Fausse couche : un impact psychologique à ne pas négliger

fausse couche – grossesse – stress – traumatisme

Par Pauline Del Pozo, psychologue

 

En 2022, en France, une grossesse sur 4 s’interrompt dans les 22 premières semaines d’aménorrhée. Il s’agit donc d’un événement relativement fréquent et par conséquent parfois banalisé ou minimisé alors que l’impact psychologique est réel. Chaque femme, chaque couple va traverser cet événement de façon singulière mais jamais anodine. Il est essentiel que la douleur de cette perte soit reconnue, entendue et non plus passée sous silence comme c’est trop souvent le cas.

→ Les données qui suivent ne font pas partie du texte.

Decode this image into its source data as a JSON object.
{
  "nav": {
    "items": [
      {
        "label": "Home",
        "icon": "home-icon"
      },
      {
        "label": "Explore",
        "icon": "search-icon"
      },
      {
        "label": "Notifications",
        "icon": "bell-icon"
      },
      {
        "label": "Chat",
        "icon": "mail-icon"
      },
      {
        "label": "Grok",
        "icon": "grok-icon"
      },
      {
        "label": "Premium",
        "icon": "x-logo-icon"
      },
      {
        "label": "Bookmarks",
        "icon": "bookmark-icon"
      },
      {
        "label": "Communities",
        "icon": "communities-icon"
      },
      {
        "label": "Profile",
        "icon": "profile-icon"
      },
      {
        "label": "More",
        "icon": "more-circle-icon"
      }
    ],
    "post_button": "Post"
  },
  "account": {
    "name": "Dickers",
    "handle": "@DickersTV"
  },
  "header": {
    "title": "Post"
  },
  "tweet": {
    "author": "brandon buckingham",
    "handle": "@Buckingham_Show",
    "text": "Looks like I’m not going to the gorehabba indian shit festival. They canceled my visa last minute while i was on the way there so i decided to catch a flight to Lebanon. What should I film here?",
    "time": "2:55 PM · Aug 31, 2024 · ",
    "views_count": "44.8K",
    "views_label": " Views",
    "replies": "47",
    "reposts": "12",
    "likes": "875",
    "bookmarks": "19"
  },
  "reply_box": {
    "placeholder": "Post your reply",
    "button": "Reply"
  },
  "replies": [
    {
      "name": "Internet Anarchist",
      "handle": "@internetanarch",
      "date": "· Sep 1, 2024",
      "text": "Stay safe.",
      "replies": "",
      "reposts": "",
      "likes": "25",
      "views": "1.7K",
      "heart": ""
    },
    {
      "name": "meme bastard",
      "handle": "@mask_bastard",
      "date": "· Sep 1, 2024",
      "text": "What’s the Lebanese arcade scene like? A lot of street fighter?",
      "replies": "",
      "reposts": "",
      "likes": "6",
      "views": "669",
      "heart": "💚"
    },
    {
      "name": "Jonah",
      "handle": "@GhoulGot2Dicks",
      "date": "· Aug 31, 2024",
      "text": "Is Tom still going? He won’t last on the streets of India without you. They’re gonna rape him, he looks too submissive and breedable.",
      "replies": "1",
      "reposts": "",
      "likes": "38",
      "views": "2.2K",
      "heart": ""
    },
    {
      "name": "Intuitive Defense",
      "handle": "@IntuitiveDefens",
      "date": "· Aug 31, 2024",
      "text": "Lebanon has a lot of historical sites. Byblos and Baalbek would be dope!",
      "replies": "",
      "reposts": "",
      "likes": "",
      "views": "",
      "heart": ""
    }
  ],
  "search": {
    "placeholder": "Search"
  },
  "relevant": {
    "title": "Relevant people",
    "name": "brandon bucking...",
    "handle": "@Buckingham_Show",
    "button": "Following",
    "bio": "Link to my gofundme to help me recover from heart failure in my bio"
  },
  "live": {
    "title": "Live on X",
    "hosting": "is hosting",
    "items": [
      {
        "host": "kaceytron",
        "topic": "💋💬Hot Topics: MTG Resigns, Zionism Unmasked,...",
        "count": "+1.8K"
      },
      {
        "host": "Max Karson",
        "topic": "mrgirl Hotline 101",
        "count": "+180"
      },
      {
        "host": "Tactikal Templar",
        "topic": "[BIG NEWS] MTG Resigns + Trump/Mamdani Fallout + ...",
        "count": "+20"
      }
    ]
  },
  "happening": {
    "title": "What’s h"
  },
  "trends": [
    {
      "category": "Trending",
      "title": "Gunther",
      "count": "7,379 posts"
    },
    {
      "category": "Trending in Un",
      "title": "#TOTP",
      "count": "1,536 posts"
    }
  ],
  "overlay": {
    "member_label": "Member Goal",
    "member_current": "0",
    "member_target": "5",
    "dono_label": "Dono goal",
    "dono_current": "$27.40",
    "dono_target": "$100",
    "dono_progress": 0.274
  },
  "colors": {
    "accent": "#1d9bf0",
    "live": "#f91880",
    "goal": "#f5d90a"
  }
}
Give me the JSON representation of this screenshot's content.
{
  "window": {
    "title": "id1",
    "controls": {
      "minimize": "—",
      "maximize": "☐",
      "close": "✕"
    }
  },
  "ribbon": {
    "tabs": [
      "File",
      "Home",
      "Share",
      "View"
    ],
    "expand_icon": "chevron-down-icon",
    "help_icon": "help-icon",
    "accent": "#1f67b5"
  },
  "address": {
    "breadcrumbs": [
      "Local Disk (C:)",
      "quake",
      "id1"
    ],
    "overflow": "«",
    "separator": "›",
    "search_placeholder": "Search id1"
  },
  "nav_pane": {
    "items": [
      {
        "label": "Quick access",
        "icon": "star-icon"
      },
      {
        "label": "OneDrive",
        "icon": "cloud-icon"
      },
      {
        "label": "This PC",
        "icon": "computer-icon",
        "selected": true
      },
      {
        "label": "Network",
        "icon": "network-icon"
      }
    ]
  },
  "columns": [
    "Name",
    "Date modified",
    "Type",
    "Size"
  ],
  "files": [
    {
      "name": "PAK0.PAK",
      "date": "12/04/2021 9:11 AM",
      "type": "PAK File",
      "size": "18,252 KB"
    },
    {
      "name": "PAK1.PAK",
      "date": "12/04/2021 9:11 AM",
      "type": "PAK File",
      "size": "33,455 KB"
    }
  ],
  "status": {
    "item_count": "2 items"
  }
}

Quel que soit le stade de la grossesse, il s’agit bien souvent pour la femme et pour le couple d’une expérience difficile à vivre, parfois même traumatisante. La fausse couche représente la perte d’un futur bébé et de tous les projets dont il est porteur. Elle peut donc être vécue par certaines femmes comme un deuil et entrainer une véritable souffrance psychique.  

 

Le collectif Fausse couche, vrai vécu formé par 6 femmes engagées insiste sur l’importance de ne plus utiliser l’expression « Faire une fausse couche ». : « Parce que rien n’est faux et que tout est vrai. Parce que nous ne faisons pas les fausses couches mais les subissons » précisent-elles. Il serait donc plus juste de parler d’arrêt naturel de grossesse.  Ce collectif dénonce notamment le manque d’accompagnement des femmes qui le vivent et la solitude dans laquelle elles se trouvent.  

 

Survenant le plus souvent au cours du premier trimestre, l’interruption spontanée de grossesse est bien souvent cachée car la grossesse pas encore annoncée à l’entourage. Le silence du premier trimestre que s’imposent parfois certains couples peut les priver du soutien des proches lors de l’arrêt naturel de la grossesse et participe à rendre cet événement tabou. Les femmes qui s’autorisent à en parler sont très souvent surprises de s’apercevoir que leur collègue, leur amie, leur sœur ou même leur mère ont traversé cette épreuve et qu’elles n’en avaient jusqu’ici jamais rien dit.  

 

L’attitude de l’entourage mais aussi des équipes soignantes est très importante car les mots utilisés peuvent heurter et ajouter de la violence à la violence que représente déjà cette perte. Les discours du type : « Ce n’était qu’un embryon » ou « Vous en ferez un autre » nient la souffrance ressentie par ces femmes et ces couples.  

 

Il s’agit comme toujours d’une expérience singulière. Son vécu et son impact psychologique peuvent donc varier en fonction de l’histoire et du contexte de chaque femme. Certaines vont ressentir une profonde tristesse, un sentiment d’injustice, de colère, de culpabilité ou encore de honte. Certaines vont se sentir disqualifiées dans leur maternité. Cette grossesse qui s’interrompt brutalement peut être un réel choc émotionnel. Même en cas d’arrêt précoce de la grossesse, il s’agit bien pour certaines femmes de la perte d’un bébé et non d’un embryon. Elles avaient commencé à se projeter dans l’avenir avec leur bébé.  

 

Pour d’autres, le vécu émotionnel va être moins intense sans pour autant que l’arrêt de la grossesse soit perçu comme un événement anodin. Certaines femmes peuvent le mettre à distance, le relativiser ou le minimiser, notamment en cas d’arrêt précoce de la grossesse. Elles peuvent exprimer leur désir de ne pas rester sur un échec et d’aller de l’avant.

 

Après l’épreuve de l’évacuation de la grossesse, de façon naturelle, médicamenteuse ou chirurgicale, vient le moment de penser à une nouvelle grossesse. Certains couples ressentiront le besoin d’entamer très vite une nouvelle grossesse tandis que d’autres auront envie de se laisser plus de temps. Quoi qu’il en soit, la grossesse suivante sera bien souvent teintée d’inquiétude, particulièrement les premiers mois. La légèreté et l’insouciance auront laissé place à l’angoisse de vivre à nouveau la douleur d’une grossesse qui n’aboutit pas, d’un bébé qui n’advient pas. Le corps gardera en lui l’empreinte de cette vie qui s’y était nichée et qui s’en est allée. 

 

Une grossesse qui s’interrompt ce n’est pas rien. Sa fréquence ne devrait pas minimiser son impact mais devrait au contraire permettre de libérer la parole à ce sujet. L’arrêt de la grossesse peut être très difficile à vivre voire traumatisante et les femmes devraient pouvoir se sentir totalement légitimes à ressentir et exprimer la douleur de cette perte, quel que soit le stade de leur grossesse. Proposer un soutien psychologique aux femmes et aux couples qui traversent cette épreuve contribue à donner de l’importance à ce qu’ils vivent.